一种观点认为,超过法定退休年龄的人员,应当推定为丧失劳动能力、不具有劳动收入,无权主张误工费。该观点以法定退休年龄作为劳动者劳动能力丧失的法定界限,认为达到退休年龄的人员即应退出劳动力市场,其劳动收入不具有法律保护的必要性。部分保险公司在诉讼中常以此为由提出抗辩,拒绝赔付超龄受害人的误工费损失。
另一种观点则认为,法定退休年龄是赋予劳动者的休息权,而非禁止有劳动能力的劳动者继续劳动。超过退休年龄的人员只要实际从事劳动并获取收入,其因侵权遭受的误工损失就应当得到赔偿。该观点以实际劳动能力和实际误工损失为判断标准,认为误工费的请求权基础在于受害人因遭受损害而无法从事工作、导致无法得到预期工作收益,这种财产损失与受害人的年龄无关。

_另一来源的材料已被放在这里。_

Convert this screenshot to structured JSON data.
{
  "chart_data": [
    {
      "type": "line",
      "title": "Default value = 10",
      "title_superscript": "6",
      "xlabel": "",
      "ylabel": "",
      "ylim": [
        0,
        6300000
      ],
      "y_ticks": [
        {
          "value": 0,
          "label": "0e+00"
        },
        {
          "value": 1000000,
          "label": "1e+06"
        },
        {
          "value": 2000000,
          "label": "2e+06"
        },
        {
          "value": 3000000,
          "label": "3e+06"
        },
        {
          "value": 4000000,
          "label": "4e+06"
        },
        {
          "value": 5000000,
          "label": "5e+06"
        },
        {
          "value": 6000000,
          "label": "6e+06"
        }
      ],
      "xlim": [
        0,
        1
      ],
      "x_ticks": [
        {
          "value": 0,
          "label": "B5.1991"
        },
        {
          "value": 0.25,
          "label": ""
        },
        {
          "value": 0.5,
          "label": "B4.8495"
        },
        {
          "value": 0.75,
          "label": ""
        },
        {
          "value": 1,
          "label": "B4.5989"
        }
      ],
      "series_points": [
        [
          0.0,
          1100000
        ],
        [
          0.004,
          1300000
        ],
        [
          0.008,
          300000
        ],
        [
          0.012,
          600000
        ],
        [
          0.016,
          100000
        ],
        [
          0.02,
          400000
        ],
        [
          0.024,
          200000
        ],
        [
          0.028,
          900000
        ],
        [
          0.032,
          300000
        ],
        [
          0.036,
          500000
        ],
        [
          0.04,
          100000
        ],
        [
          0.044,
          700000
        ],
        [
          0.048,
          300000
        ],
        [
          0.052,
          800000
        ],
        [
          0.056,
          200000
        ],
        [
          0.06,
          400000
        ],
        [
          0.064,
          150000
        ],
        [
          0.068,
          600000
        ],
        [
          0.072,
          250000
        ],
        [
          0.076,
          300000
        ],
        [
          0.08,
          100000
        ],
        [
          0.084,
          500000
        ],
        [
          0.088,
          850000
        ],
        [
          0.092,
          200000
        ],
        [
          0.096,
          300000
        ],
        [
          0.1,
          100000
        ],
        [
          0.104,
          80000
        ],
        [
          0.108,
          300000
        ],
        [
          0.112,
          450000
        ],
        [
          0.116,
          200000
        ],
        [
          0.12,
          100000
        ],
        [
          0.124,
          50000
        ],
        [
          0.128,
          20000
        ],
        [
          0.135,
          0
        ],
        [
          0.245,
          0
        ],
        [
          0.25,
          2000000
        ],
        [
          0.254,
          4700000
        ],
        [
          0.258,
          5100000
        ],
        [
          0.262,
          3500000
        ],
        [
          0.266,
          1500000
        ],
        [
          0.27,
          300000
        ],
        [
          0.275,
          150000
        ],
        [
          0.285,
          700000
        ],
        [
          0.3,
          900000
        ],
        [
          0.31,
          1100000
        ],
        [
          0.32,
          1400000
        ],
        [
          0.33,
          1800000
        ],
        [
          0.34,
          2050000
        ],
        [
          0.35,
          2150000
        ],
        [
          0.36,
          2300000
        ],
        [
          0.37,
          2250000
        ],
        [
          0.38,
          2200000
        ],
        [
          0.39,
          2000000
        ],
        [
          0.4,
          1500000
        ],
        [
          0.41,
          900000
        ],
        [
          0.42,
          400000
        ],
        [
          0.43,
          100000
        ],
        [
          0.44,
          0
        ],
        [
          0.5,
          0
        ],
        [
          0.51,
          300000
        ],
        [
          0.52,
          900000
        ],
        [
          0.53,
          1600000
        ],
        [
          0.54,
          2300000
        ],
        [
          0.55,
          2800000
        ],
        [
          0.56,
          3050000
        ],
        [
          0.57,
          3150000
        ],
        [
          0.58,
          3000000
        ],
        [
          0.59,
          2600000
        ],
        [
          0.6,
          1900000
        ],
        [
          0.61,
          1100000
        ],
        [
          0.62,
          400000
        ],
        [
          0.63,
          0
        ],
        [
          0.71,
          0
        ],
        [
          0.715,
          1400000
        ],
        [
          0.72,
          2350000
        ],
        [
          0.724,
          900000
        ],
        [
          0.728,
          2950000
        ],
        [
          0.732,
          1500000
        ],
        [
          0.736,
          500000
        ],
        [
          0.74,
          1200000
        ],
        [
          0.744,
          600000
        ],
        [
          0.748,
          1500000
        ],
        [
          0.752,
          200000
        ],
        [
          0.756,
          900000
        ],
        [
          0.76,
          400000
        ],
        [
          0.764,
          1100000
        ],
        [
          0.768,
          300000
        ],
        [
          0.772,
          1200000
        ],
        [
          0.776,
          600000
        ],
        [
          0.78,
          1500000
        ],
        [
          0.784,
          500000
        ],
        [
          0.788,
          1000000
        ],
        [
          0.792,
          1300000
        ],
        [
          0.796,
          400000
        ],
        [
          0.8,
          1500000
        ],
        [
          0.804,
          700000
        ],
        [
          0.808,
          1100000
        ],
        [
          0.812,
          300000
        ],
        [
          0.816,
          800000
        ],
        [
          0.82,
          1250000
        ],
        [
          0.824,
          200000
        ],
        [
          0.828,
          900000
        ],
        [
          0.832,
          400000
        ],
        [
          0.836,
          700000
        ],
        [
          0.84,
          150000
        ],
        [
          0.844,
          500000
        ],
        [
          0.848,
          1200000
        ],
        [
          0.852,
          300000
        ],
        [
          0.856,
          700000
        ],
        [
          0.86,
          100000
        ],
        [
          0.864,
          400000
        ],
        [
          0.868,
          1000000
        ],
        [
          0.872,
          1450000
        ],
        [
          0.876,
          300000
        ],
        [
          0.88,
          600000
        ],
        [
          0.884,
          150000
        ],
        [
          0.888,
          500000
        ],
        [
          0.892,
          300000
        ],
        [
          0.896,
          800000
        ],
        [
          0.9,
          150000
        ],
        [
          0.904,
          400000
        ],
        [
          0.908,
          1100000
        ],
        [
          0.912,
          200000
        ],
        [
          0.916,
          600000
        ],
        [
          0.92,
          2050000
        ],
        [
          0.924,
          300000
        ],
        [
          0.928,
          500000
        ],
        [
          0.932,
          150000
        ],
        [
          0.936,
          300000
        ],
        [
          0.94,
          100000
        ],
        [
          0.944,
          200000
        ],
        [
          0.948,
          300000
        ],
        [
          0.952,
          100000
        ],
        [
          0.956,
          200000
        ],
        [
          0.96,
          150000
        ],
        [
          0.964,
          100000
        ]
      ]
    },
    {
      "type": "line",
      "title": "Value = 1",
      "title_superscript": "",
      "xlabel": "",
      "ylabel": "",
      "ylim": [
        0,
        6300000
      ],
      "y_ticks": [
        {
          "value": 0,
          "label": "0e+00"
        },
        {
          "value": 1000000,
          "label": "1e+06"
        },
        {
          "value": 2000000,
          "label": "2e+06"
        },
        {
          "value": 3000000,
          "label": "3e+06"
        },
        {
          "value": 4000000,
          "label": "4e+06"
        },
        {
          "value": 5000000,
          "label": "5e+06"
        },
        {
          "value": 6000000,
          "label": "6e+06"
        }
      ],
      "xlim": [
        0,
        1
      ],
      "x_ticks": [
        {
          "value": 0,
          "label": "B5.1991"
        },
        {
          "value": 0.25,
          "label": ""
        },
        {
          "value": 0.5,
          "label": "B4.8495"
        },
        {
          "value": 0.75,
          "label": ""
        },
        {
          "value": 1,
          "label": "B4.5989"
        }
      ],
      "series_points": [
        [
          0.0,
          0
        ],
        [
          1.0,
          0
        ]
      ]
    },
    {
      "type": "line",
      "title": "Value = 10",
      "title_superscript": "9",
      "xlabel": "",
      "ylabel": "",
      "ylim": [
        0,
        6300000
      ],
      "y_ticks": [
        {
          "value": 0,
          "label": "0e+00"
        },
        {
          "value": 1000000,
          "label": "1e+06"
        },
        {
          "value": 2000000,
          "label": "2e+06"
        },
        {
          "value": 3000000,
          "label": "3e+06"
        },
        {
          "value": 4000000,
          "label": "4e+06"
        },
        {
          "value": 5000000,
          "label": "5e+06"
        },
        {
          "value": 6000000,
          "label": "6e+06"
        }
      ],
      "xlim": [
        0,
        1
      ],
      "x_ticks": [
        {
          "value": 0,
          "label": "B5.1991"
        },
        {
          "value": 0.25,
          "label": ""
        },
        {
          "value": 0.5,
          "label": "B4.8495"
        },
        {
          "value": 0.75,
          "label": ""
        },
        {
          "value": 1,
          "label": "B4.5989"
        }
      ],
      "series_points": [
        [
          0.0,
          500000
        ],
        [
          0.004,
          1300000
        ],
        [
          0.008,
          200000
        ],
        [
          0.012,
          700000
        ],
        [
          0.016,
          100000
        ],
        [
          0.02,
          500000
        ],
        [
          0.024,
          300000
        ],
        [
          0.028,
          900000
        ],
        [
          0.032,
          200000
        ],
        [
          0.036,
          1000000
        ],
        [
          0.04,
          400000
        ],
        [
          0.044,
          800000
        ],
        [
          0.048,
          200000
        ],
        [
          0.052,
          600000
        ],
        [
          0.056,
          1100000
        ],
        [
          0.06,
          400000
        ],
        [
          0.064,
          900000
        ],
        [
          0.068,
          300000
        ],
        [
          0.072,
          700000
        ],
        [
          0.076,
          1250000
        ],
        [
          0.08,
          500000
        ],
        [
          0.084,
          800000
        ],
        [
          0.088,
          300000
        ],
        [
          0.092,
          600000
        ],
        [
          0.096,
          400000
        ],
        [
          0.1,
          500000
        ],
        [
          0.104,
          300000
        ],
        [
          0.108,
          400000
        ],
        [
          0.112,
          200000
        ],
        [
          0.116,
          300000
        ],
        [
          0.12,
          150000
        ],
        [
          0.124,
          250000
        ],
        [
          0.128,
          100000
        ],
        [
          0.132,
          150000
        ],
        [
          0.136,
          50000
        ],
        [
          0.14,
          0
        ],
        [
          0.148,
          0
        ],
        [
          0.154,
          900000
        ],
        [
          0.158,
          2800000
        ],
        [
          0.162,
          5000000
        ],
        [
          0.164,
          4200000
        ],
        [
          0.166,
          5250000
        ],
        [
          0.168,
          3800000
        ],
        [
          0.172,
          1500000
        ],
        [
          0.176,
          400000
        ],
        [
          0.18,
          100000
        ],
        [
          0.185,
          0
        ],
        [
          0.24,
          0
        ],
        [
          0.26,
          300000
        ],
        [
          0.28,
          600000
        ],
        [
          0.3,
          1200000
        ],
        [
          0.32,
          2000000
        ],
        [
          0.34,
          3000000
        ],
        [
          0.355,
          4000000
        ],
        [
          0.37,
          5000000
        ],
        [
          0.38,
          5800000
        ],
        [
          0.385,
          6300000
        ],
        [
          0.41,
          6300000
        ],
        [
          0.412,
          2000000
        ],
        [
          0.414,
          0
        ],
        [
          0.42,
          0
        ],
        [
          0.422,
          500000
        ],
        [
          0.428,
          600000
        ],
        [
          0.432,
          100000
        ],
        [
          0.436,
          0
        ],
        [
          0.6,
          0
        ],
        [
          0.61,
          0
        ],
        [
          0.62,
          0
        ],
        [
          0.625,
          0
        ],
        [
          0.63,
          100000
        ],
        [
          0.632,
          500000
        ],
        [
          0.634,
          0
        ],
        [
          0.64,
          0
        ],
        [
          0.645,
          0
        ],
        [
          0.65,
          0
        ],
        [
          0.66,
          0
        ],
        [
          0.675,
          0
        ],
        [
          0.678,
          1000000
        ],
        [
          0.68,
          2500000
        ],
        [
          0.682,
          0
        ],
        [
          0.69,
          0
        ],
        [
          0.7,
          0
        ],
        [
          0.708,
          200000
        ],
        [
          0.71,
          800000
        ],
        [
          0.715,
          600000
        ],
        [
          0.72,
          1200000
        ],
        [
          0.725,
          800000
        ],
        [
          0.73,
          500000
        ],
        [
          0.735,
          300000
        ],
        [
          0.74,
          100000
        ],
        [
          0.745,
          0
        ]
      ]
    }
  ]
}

上述分歧在司法实践中造成了同案不同判的困境,部分超龄受害人因年龄原因被剥夺了获得误工费赔偿的权利,背离了侵权法填补损害的制度功能。
2 误工费标准
超龄受害人主张误工费的核心要件是有证据证明因交通事故产生误工损失,该要件包含两个层次:一是误工事实,即受害人因交通事故受伤而无法从事原来的劳动或工作;二是损失事实,即受害人因误工而实际减少了收入。就证明标准而言,超龄受害人相较于未达退休年龄的受害人,法院通常会要求其提供更加充分的证据,这是因为超龄受害人的劳动关系和收入状况往往更加非正规化(如无正式劳动合同、工资现金发放、无固定雇佣单位等),证明难度更大。但证明标准的提高并不意味着必须达到排除合理怀疑的高度,而仍应以高度盖然性为标准,综合全案证据进行实质判断。
实践中常有保险公司以受害人已领取退休金,不存在误工损失为由进行抗辩。对此笔者认为,退休金是受害人基于其退休前的工作经历和社保缴费记录而享有的社会保障待遇,是其劳动报酬的延期支付,与受害人受伤后实际减少的劳动收入属于不同性质的款项,二者不能相互替代或抵消。 即使受害人已经领取退休金,只要其有证据证明在交通事故发生前确实从事劳动并获取收入,因交通事故受伤而无法继续劳动导致该部分收入减少的,仍应当支持其误工费请求。被害人的退休金收入不影响侵权人对误工损失的赔偿义务。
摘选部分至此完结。